Ce tour d’horizon de quatre finalités attribuées à l’enseignement des disciplines au secondaire a permis de circonscrire le cadre de notre réflexion. Au

regard de la finalité culturelle, nous avons pu constater des manières différentes de poser la question des savoirs nécessaires à l’exercice de la pensée historique. Une première approche, défendue dans la documentation francophone par Martineau (1997, 2010) et par Dagenais et Laville (2007a) consiste à concevoir l’histoire comme un langage composé de faits, de concepts et de modèles théoriques. Une deuxième approche, se retrouvant essentiellement dans la documentation anglophone en lien avec la seconde école britannique, illustre le rôle des concepts disciplinaires dans le développement d’une connaissance de la discipline historique. Finalement, de tradition nord-américaine, les savoirs procéduraux posent la question de cette connaissance sous l’angle de procédures spécifiques de la démarche historique.

La finalité psychologique associée à l’APH est établie de façon plus ou moins consensuelle dans la documentation scientifique en lien avec le développement d’une pensée critique. Une pensée qui repose sur la capacité à réaliser une prise de distance à l’égard des valeurs, des souvenirs et des préjugés partagés au sein d’une société d’appartenance. Nous avons constaté, cependant, que les construits mobilisés pour traduire ces croyances et ces savoirs intégrés par socialisation sont variables, selon qu’il est question de mémoire collective, de mémoire historique ou de conscience historique. En outre, la signification de ces construits diverge d’un chercheur à l’autre. Certains reconnaissent davantage le poids des pratiques sociales (commémoration), tandis que d’autres ciblent spécifiquement les événements et les faits de la mémoire.

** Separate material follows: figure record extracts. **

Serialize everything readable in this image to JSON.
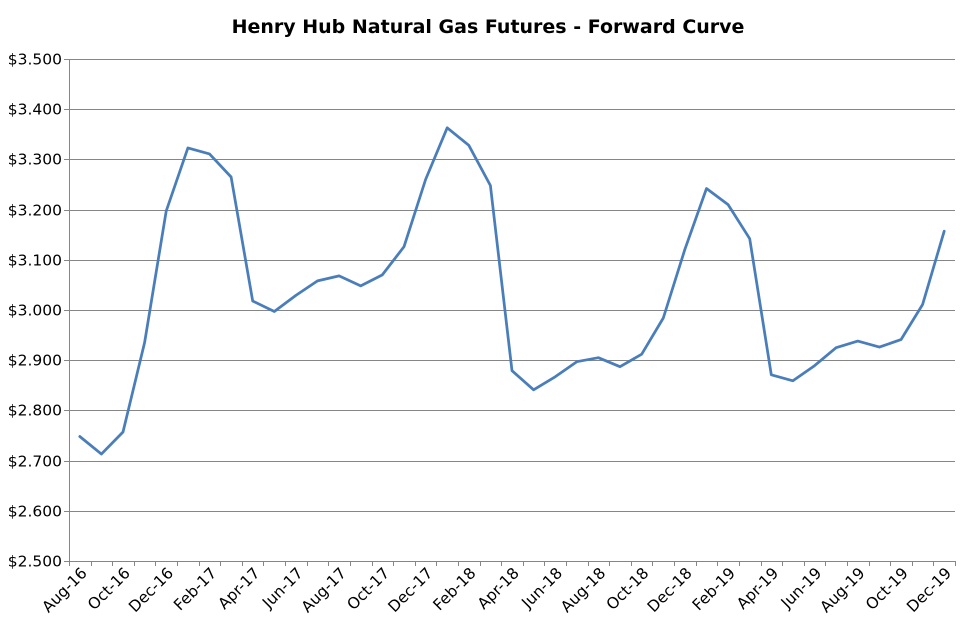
{
  "chart_data": {
    "type": "line",
    "title": "Henry Hub Natural Gas Futures - Forward Curve",
    "xlabel": "",
    "ylabel": "",
    "ylim": [
      2.5,
      3.5
    ],
    "yticks": [
      "$2.500",
      "$2.600",
      "$2.700",
      "$2.800",
      "$2.900",
      "$3.000",
      "$3.100",
      "$3.200",
      "$3.300",
      "$3.400",
      "$3.500"
    ],
    "ytick_values": [
      2.5,
      2.6,
      2.7,
      2.8,
      2.9,
      3.0,
      3.1,
      3.2,
      3.3,
      3.4,
      3.5
    ],
    "x": [
      "Aug-16",
      "Sep-16",
      "Oct-16",
      "Nov-16",
      "Dec-16",
      "Jan-17",
      "Feb-17",
      "Mar-17",
      "Apr-17",
      "May-17",
      "Jun-17",
      "Jul-17",
      "Aug-17",
      "Sep-17",
      "Oct-17",
      "Nov-17",
      "Dec-17",
      "Jan-18",
      "Feb-18",
      "Mar-18",
      "Apr-18",
      "May-18",
      "Jun-18",
      "Jul-18",
      "Aug-18",
      "Sep-18",
      "Oct-18",
      "Nov-18",
      "Dec-18",
      "Jan-19",
      "Feb-19",
      "Mar-19",
      "Apr-19",
      "May-19",
      "Jun-19",
      "Jul-19",
      "Aug-19",
      "Sep-19",
      "Oct-19",
      "Nov-19",
      "Dec-19"
    ],
    "xtick_labels": [
      "Aug-16",
      "Oct-16",
      "Dec-16",
      "Feb-17",
      "Apr-17",
      "Jun-17",
      "Aug-17",
      "Oct-17",
      "Dec-17",
      "Feb-18",
      "Apr-18",
      "Jun-18",
      "Aug-18",
      "Oct-18",
      "Dec-18",
      "Feb-19",
      "Apr-19",
      "Jun-19",
      "Aug-19",
      "Oct-19",
      "Dec-19"
    ],
    "series": [
      {
        "values": [
          2.748,
          2.713,
          2.757,
          2.935,
          3.197,
          3.323,
          3.311,
          3.265,
          3.018,
          2.997,
          3.029,
          3.058,
          3.068,
          3.048,
          3.07,
          3.126,
          3.26,
          3.363,
          3.328,
          3.248,
          2.879,
          2.841,
          2.867,
          2.897,
          2.905,
          2.887,
          2.912,
          2.984,
          3.121,
          3.242,
          3.21,
          3.142,
          2.871,
          2.859,
          2.889,
          2.925,
          2.938,
          2.926,
          2.941,
          3.011,
          3.157
        ]
      }
    ],
    "grid": true,
    "legend": "none",
    "line_color": "#4a7ebb",
    "grid_color": "#868686"
  }
}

La finalité de socialisation concerne l’acquisition de l’attitude et d’une intention d’agir historiques (Laville, 1979 ; Martineau, 1997). Ces dernières expriment la valeur de la démarche de l’APH et la pertinence sociale des comportements associés à la pensée historique. Le rôle de l’attitude est reconnu à travers l’interrelation de ses composantes cognitive et affective, favorables à la réalisation d’une démarche d’analyse de nature scientifique. Cependant, nous avons constaté que l’intention d’agir relative à cette attitude historique donne lieu à

différentes définitions dans la documentation scientifique : distanciation à l’égard des récits exprimant une mémoire collective, mise en œuvre de la démarche de l’historien, mobilisation de sa méthode et de ses concepts, participation aux délibérations de la vie collective, etc. Par ailleurs, ces définitions apparaissent pour la plupart en porte-à-faux des attentes sociales. Finalement, nous avons constaté un consensus à l’égard de la finalité socio-politique, visant la formation d’un citoyen éclairé par l’acquisition des valeurs fondant sa participation à la délibération démocratique.

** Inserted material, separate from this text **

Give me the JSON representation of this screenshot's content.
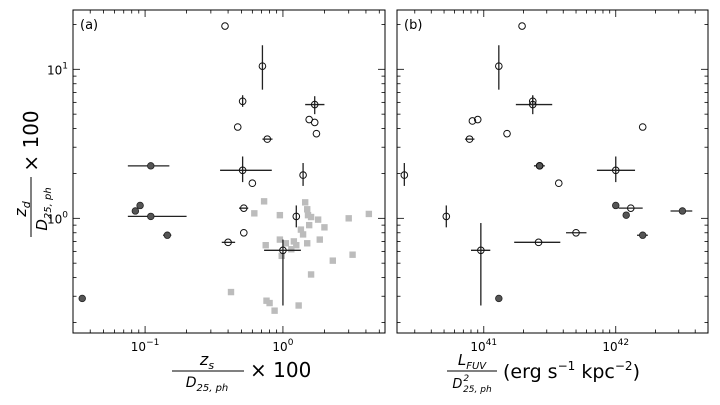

Hormis cette finalité de nature socio-politique, nous retenons donc des avenues différentes pour définir les finalités culturelles, psychologiques et de socialisation relatives à l’APH. Il reste à savoir si – et de quelle manière – cette diversité est reconduite dans la documentation scientifique lorsqu’il est question du processus d’apprentissage. Un processus d’apprentissage qui est « l’objectif unique » de l’instruction scolaire, et qui est au fondement de la création des disciplines scolaires (Chervel, 1998). Cet apprentissage fait l’objet de la prochaine sous-section, consacrée à la médiation cognitive établie par l’APH.